Comparisons of different groups of students with respect to mean scale scores, achievement-level percentages, percentiles, and student group percentages are of primary interest to users of NAEP results. The user needs to refer to the results of statistical tests, rather than the observed differences, before making any statement indicating that the differences observed in the sample(s) represent actual differences in the population(s). In this section, there is additional information on the statistical tests used in NAEP. A t test for independent groups is used to compare population means where there is no overlap in terms of sampled students representing these populations. A t test for partially overlapping groups is used when part-whole comparisons are being made (e.g., comparing a state to the nation).
By convention, the results in reports and online tools indicate that means, percentiles, or percentages from two groups are different (e.g., one group performed higher or lower than another group) only when the difference in the point estimates is statistically significant at an alpha level of .05.
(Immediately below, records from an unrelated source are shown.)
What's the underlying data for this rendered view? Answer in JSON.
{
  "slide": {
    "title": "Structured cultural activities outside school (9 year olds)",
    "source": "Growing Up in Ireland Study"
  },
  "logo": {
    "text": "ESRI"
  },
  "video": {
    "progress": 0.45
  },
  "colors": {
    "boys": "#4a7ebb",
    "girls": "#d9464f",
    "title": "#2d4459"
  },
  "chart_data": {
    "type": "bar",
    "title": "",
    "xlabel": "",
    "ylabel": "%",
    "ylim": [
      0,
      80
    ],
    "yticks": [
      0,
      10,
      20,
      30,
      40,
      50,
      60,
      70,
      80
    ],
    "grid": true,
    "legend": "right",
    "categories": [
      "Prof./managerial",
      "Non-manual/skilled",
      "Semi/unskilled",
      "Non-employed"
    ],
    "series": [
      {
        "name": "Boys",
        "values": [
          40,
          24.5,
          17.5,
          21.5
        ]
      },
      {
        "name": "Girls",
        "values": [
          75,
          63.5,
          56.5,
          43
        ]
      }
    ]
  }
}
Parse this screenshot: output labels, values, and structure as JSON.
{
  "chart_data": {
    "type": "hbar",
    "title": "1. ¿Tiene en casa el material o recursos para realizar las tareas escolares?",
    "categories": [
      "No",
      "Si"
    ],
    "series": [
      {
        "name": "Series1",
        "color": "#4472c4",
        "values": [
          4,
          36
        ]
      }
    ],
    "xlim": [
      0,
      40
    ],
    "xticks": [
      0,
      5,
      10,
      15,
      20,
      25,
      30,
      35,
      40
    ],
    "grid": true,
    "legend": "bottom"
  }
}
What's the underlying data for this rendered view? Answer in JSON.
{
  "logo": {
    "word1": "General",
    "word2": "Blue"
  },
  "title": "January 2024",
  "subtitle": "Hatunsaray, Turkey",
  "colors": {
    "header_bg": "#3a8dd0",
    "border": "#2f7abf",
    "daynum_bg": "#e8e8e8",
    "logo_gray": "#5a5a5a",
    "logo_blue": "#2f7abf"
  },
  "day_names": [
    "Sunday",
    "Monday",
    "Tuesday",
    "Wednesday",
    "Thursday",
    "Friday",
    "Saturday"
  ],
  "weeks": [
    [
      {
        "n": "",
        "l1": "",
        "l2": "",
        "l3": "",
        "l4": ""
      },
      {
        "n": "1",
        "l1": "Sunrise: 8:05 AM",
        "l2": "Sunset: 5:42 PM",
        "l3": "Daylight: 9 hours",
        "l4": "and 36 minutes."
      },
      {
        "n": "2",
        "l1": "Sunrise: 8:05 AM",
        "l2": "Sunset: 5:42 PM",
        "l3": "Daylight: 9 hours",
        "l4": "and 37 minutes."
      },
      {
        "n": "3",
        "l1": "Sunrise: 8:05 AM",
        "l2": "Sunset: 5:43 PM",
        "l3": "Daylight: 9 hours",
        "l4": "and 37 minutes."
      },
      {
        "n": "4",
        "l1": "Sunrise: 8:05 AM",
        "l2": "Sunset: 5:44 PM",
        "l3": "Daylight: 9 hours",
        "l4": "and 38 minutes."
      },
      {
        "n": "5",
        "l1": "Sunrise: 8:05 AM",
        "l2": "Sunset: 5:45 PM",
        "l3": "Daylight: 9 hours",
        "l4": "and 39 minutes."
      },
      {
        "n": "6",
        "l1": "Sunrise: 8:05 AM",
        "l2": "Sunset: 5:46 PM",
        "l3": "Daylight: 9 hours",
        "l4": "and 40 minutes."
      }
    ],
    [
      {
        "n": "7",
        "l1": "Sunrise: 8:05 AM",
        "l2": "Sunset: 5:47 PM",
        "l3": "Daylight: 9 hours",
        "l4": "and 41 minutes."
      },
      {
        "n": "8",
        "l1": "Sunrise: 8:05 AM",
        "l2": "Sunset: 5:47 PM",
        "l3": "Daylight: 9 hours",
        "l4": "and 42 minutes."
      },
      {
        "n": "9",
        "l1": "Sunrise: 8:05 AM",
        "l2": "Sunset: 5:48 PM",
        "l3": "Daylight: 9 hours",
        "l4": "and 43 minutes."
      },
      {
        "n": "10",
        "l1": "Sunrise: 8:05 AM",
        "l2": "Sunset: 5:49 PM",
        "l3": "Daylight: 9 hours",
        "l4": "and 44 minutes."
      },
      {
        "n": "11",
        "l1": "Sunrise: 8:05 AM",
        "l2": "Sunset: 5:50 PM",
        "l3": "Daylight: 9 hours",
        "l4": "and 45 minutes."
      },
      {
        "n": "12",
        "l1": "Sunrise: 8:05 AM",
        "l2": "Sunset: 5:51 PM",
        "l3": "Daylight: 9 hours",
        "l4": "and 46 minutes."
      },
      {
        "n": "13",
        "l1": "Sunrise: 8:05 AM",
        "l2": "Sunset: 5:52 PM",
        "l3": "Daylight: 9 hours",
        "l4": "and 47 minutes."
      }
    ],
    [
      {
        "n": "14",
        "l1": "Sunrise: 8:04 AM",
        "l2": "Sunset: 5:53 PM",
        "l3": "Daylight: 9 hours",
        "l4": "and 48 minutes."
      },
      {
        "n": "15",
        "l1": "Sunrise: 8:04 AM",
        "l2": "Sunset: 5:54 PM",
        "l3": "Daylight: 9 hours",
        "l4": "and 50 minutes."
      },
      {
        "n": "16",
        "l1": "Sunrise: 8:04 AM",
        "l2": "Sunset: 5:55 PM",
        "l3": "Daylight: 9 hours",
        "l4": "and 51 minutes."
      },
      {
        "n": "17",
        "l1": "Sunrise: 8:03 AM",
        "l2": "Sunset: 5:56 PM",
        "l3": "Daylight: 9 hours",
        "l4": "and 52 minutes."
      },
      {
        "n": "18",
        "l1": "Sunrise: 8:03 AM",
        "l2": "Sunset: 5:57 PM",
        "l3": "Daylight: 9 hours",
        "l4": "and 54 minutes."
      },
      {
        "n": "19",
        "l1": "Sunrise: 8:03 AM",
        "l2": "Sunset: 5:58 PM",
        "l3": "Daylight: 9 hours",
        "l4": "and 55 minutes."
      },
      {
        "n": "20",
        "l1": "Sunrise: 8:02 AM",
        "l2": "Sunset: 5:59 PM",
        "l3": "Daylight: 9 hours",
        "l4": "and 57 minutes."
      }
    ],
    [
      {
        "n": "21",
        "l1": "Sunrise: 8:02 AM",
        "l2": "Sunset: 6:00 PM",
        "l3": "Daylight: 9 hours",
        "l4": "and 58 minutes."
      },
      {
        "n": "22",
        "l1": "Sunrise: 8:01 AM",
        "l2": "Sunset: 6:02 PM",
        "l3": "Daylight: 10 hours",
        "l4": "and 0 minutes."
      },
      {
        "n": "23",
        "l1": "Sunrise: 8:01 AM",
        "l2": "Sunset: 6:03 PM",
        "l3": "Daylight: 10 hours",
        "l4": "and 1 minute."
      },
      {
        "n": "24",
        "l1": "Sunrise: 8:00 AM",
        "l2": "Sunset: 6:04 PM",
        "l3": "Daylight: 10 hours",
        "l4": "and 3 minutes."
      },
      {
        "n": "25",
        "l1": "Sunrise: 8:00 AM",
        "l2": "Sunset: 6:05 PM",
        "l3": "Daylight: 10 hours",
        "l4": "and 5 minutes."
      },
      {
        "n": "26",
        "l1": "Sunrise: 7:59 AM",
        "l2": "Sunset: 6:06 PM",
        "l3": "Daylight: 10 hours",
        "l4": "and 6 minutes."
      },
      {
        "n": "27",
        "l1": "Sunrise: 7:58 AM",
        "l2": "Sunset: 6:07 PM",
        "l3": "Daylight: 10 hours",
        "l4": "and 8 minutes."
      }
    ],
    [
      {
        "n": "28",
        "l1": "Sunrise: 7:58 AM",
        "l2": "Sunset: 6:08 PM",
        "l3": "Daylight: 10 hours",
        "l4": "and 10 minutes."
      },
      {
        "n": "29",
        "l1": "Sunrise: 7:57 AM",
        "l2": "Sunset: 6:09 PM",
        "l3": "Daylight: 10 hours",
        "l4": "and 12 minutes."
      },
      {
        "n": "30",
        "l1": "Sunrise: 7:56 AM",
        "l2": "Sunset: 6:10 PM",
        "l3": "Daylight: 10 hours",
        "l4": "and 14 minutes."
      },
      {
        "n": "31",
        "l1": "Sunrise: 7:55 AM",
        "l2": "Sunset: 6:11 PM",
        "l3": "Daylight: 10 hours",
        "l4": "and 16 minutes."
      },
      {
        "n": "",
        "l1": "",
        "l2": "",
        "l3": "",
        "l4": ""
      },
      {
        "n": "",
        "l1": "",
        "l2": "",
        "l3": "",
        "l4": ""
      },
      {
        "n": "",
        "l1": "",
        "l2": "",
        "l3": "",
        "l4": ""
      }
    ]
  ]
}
Since 1998, t tests have been used for results disseminated through official NAEP reports. These tests are appropriate when the statistics that are being compared are based on a sampling distribution which is not fairly normal. However, the degrees of freedom in that distribution need to be determined to define the exact shape of the student t-distribution. The degrees of freedom often refer to the total number of independently variable elements in the sample. In NAEP, determining the number of independently variable elements is not straightforward; therefore, the number is estimated.